With the arrival of Exchange 2010 Microsoft made changes to the Extensible Storage Engine (ESE) .. again. Many of these changes are beneficiary to the performance of the system (read: less IOPS). For instance, Exchange 2010 uses larger pages and it orders database pages in the background. In an optimal situation this will result in an IOPS reduction of 70% versus Exchange 2007 (against Exchange 2003 a whopping 90%).
However, one of the victims of the new ESE is Single Instance Storage. This sounds worse than it is. Large (1 GB+) mailboxes are common nowadays, the maximum number of databases has increased and when looking at recovery times you are more likely to use multiple databases to reduce recovery times.
These developments also reduce the effectiveness of Single Instance Storage, which only works in a single database. In addition, the price of storage has dropped enormeously and focus these days is more on performance than on disk space.
Now before you think about getting additional storage space to counter the effects of SIS absence, I have good news. The new Exchange 2010 ESE engine has built-in storage compression. Certain parts of e-mail messages (headers, body) are stored in compressed format. Attachments are not compressed. Reason for not compressing attachments is that (de)compressing would be too CPU intensive (goodbye to performance improvements due to I/O reduction). Another reason I can think of is that it would be pointless to compress attachments as 90% of the attachments are probably already compressed (zip, docx, jpg).

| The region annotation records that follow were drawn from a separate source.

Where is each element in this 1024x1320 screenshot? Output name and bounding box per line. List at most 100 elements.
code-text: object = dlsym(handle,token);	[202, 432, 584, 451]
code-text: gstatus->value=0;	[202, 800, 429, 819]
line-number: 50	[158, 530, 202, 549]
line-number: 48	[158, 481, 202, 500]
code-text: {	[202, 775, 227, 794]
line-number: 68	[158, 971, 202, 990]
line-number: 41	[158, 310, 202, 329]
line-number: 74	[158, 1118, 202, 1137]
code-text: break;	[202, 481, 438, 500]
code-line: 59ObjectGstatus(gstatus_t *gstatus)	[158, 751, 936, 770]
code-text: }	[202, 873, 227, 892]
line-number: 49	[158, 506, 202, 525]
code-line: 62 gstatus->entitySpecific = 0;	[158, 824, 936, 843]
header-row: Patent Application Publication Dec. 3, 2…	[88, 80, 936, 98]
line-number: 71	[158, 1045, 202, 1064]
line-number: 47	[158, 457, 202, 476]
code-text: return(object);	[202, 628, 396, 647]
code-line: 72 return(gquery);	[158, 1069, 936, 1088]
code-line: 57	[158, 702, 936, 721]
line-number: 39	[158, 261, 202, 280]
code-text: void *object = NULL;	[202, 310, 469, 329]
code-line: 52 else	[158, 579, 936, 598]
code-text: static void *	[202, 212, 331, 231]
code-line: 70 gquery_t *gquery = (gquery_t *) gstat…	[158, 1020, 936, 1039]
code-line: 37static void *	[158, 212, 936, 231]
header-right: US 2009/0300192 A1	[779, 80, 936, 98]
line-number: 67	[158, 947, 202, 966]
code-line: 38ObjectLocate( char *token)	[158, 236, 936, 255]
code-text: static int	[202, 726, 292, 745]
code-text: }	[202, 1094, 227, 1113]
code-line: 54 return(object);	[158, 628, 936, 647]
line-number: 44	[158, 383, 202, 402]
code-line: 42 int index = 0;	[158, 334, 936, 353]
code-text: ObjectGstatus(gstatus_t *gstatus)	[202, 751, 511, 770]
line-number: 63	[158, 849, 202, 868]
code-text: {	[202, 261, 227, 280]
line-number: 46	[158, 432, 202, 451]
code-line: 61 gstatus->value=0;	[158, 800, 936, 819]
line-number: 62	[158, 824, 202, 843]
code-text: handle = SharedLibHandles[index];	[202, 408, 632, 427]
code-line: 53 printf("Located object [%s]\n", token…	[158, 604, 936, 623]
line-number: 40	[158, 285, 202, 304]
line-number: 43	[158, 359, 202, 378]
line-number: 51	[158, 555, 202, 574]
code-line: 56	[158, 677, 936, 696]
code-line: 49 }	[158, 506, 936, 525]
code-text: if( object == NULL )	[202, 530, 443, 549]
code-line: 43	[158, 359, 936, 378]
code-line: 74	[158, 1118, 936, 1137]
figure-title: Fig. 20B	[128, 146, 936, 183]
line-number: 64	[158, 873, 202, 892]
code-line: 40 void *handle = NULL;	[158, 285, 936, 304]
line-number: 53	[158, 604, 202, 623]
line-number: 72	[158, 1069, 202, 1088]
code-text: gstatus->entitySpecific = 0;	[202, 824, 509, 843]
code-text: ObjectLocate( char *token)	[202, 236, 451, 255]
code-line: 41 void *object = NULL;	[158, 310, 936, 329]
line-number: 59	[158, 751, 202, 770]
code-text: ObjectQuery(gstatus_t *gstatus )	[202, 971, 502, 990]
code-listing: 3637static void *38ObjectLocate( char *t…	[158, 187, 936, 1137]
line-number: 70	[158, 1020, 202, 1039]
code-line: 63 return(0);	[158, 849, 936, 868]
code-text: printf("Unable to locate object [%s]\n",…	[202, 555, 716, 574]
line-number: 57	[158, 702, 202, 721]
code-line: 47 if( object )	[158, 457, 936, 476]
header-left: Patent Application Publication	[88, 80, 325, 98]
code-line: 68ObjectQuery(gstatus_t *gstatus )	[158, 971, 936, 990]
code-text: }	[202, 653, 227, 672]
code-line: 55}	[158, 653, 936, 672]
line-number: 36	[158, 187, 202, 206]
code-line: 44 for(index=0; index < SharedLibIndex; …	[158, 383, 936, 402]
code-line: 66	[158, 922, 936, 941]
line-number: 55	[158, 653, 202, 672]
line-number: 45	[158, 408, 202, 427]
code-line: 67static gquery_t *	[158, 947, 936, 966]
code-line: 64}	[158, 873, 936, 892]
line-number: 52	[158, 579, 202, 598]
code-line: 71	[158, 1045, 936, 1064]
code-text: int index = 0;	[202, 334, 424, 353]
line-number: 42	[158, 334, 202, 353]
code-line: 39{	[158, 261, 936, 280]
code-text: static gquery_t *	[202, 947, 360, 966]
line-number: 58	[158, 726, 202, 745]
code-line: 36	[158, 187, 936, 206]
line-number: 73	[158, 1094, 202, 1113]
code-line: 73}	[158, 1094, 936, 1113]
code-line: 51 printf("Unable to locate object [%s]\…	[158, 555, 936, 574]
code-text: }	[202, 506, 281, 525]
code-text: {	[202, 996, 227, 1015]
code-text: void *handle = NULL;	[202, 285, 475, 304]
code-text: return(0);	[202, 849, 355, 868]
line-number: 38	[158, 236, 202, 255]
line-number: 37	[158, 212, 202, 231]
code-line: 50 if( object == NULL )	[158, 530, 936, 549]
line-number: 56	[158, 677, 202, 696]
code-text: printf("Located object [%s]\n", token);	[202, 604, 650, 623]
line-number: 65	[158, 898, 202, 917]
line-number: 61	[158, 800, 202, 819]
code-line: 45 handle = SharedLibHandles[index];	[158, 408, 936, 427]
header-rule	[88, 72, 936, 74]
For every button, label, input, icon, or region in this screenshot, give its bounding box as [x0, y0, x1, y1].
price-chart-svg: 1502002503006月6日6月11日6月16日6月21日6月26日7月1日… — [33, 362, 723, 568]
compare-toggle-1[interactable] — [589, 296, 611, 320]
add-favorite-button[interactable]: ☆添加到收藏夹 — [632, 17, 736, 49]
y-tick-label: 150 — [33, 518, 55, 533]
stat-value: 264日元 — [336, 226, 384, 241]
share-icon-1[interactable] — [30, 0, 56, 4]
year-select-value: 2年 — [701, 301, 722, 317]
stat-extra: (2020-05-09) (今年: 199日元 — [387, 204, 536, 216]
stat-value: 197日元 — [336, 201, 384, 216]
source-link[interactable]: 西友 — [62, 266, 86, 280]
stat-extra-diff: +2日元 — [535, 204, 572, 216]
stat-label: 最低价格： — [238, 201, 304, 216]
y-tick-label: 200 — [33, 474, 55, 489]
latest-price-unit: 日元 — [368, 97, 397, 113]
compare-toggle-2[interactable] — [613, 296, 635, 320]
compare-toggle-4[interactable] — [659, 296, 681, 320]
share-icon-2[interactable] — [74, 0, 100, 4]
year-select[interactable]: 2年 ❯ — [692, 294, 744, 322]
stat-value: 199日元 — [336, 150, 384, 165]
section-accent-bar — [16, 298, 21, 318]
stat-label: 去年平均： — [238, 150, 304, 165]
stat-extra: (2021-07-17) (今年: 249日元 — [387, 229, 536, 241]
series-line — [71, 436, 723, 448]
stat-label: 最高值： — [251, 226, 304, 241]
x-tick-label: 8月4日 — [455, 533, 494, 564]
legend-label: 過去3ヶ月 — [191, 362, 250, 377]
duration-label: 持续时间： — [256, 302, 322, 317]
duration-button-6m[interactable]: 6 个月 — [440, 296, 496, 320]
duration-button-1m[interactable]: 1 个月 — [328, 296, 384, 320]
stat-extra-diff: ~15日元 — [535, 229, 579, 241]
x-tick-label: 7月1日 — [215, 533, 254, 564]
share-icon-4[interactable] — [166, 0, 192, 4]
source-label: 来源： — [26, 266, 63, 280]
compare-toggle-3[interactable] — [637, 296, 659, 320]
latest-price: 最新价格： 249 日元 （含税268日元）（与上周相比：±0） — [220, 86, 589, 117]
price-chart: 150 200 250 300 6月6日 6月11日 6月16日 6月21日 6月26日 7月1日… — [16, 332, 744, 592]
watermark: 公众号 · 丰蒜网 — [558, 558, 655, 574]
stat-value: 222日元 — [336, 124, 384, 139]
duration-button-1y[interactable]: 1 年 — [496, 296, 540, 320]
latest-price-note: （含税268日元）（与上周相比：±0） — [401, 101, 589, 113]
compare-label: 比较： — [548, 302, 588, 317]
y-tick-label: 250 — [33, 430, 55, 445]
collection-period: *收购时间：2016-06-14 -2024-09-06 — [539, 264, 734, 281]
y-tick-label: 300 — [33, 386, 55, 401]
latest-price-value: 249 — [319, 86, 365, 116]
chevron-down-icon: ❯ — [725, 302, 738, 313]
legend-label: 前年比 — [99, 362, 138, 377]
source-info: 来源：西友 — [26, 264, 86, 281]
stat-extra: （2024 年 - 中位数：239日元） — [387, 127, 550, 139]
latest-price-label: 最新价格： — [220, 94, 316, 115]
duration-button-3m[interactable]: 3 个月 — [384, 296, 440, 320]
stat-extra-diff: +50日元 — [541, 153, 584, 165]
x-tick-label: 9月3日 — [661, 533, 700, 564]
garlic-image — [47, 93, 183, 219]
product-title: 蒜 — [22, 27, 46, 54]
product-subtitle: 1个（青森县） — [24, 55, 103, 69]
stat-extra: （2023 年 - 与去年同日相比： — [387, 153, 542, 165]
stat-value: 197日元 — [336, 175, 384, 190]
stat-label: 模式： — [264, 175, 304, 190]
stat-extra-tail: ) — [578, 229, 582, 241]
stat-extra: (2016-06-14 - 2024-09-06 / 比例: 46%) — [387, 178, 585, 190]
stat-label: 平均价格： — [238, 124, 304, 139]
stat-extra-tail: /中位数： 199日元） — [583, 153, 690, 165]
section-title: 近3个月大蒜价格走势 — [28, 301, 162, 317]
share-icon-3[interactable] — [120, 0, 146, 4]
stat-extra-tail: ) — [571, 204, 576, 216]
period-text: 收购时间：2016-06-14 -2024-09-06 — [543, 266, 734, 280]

First measurements show storage compression neutralizes the effects of SIS being gone. In fact, results are expected to be a lot better because storage compression doesn’t rely on messages being stored in the same database. Measurements also indicate overhead caused by (de)compression is equal or less than the amount of overhead required for the extra IOPS for fetching/storing uncompressed information.
For those interested, the algorithm used here is the same as in MAPI and DAG network traffic, i.e. XPRESS. This is a Microsoft implementation of the LZ77 algorithm. For more background information – or if you can’t sleep – check out the underlying RTF Extensions Specification.